Geithner is not the only veteran of a Democratic administration to cash in. Cashing in is the rule, not the exception. As Zach Carter and Paul Blumenthal wrote recently, “many (Obama Administration alums) are lending the prestige of their White House resumés to scandal-fraught organizations in return for large sums of money. Some are even doing business with the Trump administration.”

Many Clinton administration officials, including Treasury Secretary Robert Rubin, who helmed Citigroup after leaving the White House, did the same thing.

Nor are presidents immune from the lure of post-political payouts from morally dubious sources. The Washington Post reports that Bill Clinton earned $104.9 million for giving 542 speeches to wealthy and powerful interests, most frequently from the financial industry, in his first 12 years after leaving office. Barack Obama accepted a $400,000 speaking fee from an investment firm less than three months after leaving the presidency.

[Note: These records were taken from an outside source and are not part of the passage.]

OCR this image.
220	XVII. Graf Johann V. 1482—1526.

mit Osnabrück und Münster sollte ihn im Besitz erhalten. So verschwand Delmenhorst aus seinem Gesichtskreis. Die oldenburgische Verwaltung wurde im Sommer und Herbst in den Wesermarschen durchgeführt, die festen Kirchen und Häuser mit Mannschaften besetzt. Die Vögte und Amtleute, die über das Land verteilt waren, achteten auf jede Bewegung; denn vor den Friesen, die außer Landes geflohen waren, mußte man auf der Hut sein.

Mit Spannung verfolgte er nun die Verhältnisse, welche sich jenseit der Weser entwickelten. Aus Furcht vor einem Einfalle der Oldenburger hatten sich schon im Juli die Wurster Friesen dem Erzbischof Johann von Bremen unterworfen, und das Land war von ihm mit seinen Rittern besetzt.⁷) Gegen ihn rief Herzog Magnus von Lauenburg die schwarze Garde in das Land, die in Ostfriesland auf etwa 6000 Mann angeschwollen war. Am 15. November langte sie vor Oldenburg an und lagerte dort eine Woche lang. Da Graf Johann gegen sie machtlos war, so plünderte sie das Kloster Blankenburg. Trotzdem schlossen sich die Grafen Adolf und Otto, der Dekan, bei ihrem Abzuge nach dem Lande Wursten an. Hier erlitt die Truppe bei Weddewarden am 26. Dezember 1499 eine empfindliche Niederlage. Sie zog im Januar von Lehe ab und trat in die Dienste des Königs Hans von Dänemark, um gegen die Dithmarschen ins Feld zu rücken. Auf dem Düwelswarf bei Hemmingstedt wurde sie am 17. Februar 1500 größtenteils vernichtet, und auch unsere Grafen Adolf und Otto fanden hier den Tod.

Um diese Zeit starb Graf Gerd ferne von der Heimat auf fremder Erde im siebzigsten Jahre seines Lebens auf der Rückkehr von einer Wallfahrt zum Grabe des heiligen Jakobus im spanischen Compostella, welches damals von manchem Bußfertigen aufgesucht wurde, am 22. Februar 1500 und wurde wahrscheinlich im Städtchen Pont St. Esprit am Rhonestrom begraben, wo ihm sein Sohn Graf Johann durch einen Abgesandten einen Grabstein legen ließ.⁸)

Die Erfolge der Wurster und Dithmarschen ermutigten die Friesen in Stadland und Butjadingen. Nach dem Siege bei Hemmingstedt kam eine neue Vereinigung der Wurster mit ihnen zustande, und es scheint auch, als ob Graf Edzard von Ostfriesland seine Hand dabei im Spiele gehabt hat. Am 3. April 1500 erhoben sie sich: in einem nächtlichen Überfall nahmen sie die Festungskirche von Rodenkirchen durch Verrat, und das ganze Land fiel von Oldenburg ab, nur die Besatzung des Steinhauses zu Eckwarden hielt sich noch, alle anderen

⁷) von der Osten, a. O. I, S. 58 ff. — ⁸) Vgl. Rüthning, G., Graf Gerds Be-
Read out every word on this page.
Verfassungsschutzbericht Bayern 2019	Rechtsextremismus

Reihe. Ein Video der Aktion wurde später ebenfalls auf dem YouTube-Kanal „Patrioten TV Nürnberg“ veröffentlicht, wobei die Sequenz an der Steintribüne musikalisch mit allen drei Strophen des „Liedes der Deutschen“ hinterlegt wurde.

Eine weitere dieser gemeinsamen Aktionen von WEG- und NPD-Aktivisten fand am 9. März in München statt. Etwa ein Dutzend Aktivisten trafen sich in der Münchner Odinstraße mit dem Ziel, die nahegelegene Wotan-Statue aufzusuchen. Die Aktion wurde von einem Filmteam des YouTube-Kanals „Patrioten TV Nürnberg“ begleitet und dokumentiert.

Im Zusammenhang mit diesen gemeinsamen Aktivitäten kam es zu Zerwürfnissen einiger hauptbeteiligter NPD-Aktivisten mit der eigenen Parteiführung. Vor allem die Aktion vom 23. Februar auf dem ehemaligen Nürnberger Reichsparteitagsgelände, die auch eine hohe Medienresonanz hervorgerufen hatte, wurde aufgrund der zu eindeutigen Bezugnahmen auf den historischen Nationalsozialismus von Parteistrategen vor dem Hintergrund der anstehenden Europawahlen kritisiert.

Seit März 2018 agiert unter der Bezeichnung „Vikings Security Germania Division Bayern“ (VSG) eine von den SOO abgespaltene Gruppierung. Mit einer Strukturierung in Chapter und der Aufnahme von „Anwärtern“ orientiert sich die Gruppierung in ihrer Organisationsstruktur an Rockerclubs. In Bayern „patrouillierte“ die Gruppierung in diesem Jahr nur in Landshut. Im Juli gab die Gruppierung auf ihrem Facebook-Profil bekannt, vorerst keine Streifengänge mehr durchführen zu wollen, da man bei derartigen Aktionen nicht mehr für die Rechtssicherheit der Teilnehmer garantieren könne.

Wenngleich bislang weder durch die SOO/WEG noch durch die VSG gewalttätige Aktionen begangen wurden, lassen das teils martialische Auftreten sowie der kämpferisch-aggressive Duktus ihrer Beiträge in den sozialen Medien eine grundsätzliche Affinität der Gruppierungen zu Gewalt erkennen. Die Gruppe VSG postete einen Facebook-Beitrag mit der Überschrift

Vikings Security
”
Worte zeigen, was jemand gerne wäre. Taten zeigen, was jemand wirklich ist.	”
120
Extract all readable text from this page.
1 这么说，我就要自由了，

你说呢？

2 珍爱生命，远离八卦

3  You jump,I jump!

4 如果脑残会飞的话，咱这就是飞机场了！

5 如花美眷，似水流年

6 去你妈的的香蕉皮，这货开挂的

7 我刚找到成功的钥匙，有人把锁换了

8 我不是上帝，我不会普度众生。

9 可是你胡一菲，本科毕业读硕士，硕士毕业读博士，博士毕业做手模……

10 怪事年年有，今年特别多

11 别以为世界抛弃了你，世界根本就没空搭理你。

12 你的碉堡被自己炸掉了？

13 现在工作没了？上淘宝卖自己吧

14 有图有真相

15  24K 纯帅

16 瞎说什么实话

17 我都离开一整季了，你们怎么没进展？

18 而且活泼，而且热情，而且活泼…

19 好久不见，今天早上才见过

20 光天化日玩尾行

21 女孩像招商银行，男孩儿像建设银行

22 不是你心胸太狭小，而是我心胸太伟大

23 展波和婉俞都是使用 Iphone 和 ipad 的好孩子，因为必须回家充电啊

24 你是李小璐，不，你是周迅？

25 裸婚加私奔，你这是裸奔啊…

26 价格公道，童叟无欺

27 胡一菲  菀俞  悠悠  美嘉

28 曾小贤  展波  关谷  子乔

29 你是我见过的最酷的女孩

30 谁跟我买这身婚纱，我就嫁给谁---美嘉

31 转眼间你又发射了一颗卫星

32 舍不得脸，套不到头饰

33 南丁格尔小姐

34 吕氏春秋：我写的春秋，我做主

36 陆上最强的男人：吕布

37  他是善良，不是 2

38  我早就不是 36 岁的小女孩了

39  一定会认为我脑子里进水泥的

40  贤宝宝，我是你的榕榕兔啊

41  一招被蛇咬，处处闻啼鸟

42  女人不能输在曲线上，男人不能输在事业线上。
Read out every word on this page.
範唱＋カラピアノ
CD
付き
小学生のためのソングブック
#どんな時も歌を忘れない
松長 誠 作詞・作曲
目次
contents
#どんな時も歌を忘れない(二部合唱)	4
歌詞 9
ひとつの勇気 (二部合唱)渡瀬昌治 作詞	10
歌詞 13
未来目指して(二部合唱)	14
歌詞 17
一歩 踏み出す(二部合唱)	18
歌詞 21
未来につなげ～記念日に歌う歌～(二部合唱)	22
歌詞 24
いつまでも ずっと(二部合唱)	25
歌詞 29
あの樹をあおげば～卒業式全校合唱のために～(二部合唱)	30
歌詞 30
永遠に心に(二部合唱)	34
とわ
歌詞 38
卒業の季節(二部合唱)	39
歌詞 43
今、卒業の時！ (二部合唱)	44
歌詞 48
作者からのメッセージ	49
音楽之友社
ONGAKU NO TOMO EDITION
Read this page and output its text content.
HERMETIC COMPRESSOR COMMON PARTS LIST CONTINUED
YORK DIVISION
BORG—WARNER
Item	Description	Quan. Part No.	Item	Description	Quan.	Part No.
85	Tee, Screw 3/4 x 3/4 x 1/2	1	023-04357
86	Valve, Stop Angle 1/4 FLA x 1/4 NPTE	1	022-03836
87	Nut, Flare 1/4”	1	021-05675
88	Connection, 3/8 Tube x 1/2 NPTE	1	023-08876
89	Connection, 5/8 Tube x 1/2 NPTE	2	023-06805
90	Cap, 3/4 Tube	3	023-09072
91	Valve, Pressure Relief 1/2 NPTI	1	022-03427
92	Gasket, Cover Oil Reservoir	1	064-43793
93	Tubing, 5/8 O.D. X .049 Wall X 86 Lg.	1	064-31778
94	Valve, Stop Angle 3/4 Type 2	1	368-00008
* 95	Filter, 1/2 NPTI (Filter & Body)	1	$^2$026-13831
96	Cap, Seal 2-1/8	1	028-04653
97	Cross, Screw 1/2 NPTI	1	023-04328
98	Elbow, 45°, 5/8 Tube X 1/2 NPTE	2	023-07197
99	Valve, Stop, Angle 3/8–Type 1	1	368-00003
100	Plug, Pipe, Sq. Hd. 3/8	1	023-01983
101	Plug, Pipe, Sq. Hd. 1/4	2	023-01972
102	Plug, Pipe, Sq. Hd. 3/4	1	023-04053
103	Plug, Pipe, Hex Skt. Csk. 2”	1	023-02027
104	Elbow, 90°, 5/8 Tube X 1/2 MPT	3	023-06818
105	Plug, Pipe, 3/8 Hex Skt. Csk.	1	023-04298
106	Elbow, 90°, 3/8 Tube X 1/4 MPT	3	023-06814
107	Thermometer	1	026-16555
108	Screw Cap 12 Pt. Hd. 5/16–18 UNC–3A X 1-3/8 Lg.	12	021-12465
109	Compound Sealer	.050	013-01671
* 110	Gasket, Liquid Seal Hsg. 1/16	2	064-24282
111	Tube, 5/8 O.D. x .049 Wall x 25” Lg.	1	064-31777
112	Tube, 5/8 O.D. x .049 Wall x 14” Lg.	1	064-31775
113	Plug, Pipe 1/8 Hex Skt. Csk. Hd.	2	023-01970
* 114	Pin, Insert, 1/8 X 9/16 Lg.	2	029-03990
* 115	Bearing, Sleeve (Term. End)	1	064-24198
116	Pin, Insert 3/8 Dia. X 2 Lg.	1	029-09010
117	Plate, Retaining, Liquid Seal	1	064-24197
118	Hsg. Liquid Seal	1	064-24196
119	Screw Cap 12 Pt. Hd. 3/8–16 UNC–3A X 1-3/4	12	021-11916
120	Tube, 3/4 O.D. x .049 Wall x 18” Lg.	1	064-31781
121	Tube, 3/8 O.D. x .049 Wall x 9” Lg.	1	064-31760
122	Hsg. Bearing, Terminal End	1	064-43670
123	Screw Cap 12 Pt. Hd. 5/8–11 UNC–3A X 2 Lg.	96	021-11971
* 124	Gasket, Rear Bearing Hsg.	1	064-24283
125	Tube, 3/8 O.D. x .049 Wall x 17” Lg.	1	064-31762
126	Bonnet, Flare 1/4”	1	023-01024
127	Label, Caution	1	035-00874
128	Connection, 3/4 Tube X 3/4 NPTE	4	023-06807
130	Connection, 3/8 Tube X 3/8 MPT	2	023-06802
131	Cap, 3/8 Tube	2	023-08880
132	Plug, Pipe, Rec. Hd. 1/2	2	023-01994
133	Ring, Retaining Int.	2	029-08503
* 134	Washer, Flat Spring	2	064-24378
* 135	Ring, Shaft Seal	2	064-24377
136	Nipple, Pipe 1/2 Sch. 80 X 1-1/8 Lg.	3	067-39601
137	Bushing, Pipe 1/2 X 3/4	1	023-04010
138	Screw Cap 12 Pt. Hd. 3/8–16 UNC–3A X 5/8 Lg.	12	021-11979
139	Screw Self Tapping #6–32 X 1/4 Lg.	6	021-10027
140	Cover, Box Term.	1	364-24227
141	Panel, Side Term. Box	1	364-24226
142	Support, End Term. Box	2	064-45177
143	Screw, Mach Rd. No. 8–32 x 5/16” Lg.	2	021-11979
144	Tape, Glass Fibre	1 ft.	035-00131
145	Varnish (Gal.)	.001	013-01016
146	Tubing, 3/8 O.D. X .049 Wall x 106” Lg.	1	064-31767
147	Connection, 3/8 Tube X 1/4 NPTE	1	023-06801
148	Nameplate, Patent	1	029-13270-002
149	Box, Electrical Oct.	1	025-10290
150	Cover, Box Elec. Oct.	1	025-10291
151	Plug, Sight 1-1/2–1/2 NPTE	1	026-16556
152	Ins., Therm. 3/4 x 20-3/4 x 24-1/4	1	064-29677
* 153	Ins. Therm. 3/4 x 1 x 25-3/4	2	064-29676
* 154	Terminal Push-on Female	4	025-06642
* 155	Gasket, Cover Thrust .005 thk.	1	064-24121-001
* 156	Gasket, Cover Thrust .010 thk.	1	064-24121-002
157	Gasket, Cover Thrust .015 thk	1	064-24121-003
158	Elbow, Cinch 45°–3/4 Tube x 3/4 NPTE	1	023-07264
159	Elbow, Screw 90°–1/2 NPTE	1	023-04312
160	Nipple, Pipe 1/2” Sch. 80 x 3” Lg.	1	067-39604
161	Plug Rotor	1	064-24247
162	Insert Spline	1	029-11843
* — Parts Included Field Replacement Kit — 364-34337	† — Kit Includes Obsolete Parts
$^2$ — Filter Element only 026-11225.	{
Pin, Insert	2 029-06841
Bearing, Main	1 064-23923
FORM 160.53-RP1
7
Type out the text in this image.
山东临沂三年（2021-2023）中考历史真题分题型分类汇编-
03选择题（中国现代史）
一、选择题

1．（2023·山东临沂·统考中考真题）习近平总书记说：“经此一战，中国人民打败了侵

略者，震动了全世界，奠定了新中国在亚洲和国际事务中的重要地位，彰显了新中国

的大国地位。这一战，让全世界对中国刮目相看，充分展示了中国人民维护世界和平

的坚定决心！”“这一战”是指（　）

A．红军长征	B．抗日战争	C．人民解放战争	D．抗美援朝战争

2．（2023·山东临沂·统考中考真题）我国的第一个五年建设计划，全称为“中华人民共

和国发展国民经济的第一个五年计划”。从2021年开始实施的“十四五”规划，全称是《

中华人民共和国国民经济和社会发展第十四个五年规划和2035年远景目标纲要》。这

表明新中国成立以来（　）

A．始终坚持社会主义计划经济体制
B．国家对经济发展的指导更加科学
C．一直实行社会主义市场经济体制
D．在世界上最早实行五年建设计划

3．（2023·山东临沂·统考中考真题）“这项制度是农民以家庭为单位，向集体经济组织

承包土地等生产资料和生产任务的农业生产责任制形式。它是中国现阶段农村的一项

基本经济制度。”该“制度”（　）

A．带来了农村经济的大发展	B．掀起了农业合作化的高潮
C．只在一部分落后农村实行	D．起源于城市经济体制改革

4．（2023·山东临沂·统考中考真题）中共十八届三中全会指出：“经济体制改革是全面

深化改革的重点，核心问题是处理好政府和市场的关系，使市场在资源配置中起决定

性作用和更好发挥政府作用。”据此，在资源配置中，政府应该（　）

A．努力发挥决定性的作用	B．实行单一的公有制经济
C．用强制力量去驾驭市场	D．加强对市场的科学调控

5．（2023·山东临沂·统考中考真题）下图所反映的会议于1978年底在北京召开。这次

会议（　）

These speeches aren’t just “bad optics,” to use the parlance of political operatives, although they certainly hurt the Democratic Party’s image. They also hint at a polite, if unstated, agreement: If these politicians and officials don’t make life too uncomfortable for Wall Street banks and other predatory interests, someday those interests will make them very, very comfortable indeed.

Fixing the game

Donald Trump became president for many reasons – some known and some, perhaps, still to be revealed, but one of them is surely this: Some voters were willing to believe him when he stole Bernie Sanders’ rhetoric to say, accurately, that “the economic game was rigged” against working people by big banks.

Trump was lying when he said he’d fix the rigged game, of course. But, after years of disappointment, some people were prepared to believe him. They knew that their financial troubles were created by policies that ignored them and favored the powerful. They also saw that there were people in both parties who were willing to profit from their misery.

Unfortunately, they’re seeing the same thing today.

In a related development, a recent poll showed that most Democrats want this year’s Congressional candidates to be “more like Bernie Sanders.” Unfortunately, too many Democratic operatives would still rather be like Tim Geithner, even if their party – and the country – pays for it in the end.